決議・声明
国鉄改革1047名問題の解決に関する声明
国鉄改革1047名問題について、2010年4月、政府は、民主党、社会民主党、国民新党及び公明党の4党から申入れのなされた解決案を受入れ、国鉄労働組合をはじめとする4者4団体は、政府から示された解決案を受入れた。
1987年の国鉄分割・民営化に際し、JR各社が国鉄分割・民営化に反対した7628名の労働組合員を採用せず、国鉄清算事業団が1990年4月にこのうち1047名を解雇した。これが国鉄改革1047名問題であり、解雇された組合員は、思想・信条による差別を禁じた日本国憲法、国際人権規約に違反するとして、雇用の回復と慰謝料の支払を求め、法的手続をとった。
全国17の地方労働委員会に不当労働行為救済の申立がなされ、地方労働委員会は不当労働行為を認めてJR各社が被雇用者として取り扱うよう救済命令を出し、中央労働委員会もこれを維持した。これに対し、JR各社が中央労働委員会の救済命令の取り消しを求める行政訴訟を提起した。東京地方裁判所は、救済命令を取り消す判決を言渡し、東京高等裁判所が控訴を棄却し、最高裁判所が上告を棄却してこれが確定した。裁判所は、労働委員会と異なる判断をしたが、これは採用差別の不当労働行為がなかったとしたものではなく、JR採用予定者名簿を作成した旧国鉄と採用を行ったJR各社は別人格であるとして、不当労働行為の責任については旧国鉄と国鉄清算事業団が負い、1047名についてJR各社には採用の責任がないというものである。
JR不採用問題が24年に及ぶ間、訴訟を提起した組合員のうちすでに61名が病気その他により亡くなっているが、組合員は、就学年齢の子どもを抱えながら、解雇によって生活の糧を失い、アルバイト収入で苦しい生活をつないできた。中には離婚によって家族が離散した組合員もいる。政治解決がなされた現在、組合員にとって、金銭的解決だけでなく、雇用の確保は切実な要請である。

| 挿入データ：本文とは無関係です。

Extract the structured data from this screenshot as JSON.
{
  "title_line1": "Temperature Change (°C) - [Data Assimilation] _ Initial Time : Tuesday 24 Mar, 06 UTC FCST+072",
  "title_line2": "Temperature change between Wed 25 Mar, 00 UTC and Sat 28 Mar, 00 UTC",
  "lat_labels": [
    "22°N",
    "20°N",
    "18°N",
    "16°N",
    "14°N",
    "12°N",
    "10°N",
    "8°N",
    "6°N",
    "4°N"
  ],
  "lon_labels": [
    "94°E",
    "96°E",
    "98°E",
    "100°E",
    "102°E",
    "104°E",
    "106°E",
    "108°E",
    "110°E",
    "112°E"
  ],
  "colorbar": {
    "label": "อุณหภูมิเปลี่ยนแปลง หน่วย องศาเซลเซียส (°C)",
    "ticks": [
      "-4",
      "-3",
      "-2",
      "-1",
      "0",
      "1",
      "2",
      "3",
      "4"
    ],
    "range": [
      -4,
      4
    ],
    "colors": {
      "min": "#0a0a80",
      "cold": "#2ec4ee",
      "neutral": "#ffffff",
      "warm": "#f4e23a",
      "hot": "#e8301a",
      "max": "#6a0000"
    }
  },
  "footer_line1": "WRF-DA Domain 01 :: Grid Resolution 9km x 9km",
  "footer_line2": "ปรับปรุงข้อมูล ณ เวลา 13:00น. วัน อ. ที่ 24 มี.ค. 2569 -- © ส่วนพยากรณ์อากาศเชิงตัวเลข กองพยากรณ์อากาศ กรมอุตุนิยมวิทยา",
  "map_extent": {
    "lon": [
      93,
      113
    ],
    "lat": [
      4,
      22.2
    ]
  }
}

この雇用の確保について、政府は、JR各社に対し人道的見地から強く要請するとの4党の申入れに対して、努力するというにとどめ、強制できないとしてあくまでJR各社の判断にゆだねる姿勢である。しかし、不当労働行為の責任がないという司法の判断があるとはいえ、JR各社は旧国鉄の多くの人的資源と物的設備や事業本体を引き継いでおり、国鉄とまったく無関係の組織として設立されたと言い切れない面がある。
よって、政府に対し、人道的な見地を徹底させ、組合員の雇用が確保されるよう、JR各社の自主的判断に任せずに、より積極的に指導し、助成措置を講じるなど、必要な施策を行うよう要請する。